Is Sen. Claire McCaskill Racist for Attempting to Strip Native American Tribes of Sovereign Immunity?

Is Sen. Claire McCaskill Racist for Attempting to Strip Native American Tribes of Sovereign Immunity?

I don’t know enough about patents, or Native American tribes, or the 11th Amendment to write a truly educational post on these topics, but I do know about Unintended Consequences. Let me set the scene: Our law allows researchers and developers to protect their inventions through patents, which grant exclusive use of the idea for some number of years. This protection is intended to allow those who worked to develop the product time to recoup their expenses, which can be in the neighborhood of millions and billions of dollars, and decades of work. Patents are granted on the basis of an invention or idea being useful, novel, and non-obvious. Allergan has one such patent on Restasis, an eye drop that helps with a dry eye condition. The patent is due to run out in 2024.

Sen.
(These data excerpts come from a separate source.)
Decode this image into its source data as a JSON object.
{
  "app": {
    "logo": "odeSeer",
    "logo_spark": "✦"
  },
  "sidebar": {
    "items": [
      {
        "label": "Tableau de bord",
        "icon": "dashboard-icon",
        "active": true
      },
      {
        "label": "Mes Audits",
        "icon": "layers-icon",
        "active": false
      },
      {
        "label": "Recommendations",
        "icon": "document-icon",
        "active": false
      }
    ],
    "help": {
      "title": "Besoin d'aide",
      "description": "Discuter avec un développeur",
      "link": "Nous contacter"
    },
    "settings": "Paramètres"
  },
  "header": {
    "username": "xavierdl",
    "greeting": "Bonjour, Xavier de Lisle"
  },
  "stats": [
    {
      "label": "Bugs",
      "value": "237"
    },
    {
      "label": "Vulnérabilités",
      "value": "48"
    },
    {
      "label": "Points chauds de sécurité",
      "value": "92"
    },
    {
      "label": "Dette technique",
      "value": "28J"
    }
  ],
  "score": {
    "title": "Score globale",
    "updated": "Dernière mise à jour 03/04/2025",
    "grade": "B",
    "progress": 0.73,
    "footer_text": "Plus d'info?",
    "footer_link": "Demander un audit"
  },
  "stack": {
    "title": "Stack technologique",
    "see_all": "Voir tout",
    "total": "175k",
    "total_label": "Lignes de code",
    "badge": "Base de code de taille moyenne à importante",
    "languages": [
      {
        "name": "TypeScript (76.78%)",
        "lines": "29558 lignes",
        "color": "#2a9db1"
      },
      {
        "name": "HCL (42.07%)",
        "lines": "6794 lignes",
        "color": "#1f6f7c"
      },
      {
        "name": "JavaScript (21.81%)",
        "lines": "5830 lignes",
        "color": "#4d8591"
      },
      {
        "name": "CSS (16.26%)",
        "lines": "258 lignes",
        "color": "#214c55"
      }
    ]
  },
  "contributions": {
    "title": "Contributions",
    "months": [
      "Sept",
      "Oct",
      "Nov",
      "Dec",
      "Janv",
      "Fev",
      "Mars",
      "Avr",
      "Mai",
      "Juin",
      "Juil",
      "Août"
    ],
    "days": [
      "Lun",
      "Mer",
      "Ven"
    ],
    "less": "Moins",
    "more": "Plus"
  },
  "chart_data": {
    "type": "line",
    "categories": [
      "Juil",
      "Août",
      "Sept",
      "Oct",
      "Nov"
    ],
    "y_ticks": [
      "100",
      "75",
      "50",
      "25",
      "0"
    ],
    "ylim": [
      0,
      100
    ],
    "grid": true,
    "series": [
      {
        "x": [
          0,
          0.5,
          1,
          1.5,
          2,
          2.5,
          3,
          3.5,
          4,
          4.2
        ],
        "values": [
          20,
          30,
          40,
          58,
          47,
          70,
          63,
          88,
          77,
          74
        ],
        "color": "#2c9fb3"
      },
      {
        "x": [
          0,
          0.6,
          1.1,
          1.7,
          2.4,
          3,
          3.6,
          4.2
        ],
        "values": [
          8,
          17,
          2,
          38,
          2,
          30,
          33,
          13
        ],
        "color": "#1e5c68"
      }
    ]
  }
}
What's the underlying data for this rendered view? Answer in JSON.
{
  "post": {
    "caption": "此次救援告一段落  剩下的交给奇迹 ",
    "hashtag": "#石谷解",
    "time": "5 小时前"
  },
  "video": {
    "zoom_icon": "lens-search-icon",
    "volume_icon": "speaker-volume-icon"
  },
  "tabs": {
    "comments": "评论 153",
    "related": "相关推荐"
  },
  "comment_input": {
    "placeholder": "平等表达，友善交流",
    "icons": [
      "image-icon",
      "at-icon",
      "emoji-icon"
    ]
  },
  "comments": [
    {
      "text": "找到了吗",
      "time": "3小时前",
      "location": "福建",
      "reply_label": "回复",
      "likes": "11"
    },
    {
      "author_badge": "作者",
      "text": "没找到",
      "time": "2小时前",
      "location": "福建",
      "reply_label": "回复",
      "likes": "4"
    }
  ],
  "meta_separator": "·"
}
Claire McCaskill (D-MO)

A few years ago in 2011, the America Invents Act established an executive branch board (Patent Trial and Appeal Board – PTAB) to help adjudicate challenges to patents. This was supposedly intended to be used by those who wanted to enter the market with a particular product but were barred from doing so because someone else was (unjustifiably) sitting on a patent for that product. The unproductive patent owner, like a hedge fund, would use the patent to sue other honest producers effectively jacking up the whole process of invention. The PTAB was an avenue, besides the courts, where inventors could challenge sham patents. Unfortunately, no one thought this system would be abused, but it has been. It has since been used by generic pharmaceutical companies to challenge big dogs like Allegan in order to try to get their share of the market.

The key problem is that the 2011 law which sought to make it easier to challenge dubious patents also made it easier to challenge valid ones.  Ironically, in an effort to prevent trolling, the 2011 law created a group of reverse-patent trolls: generic drugmakers seeking to undermine legitimate patents already subject to adjudication by the courts.

Allegan fought back – in a brilliant partnership with the St. Regis Mohawk Tribe in upstate New York. Native American tribes enjoy sovereign immunity under the 11th Amendment. Similar to a state, a tribe may not be sued without its consent, unless it is violating the Constitution. So Allegan “sold” the patent to the tribe, putting a stop to the ability to sue on the patent. Allegan did this based on lawsuits that were dismissed on the basis of sovereign immunity. It’s not a loophole – it’s just a creative use of the law. But this creative use of the law was necessitated by the clunky implementation of a “new” adjudicating executive branch board, the PTAB – which itself threw a wrench in the whole patent challenge system previously adjudicated in the federal courts.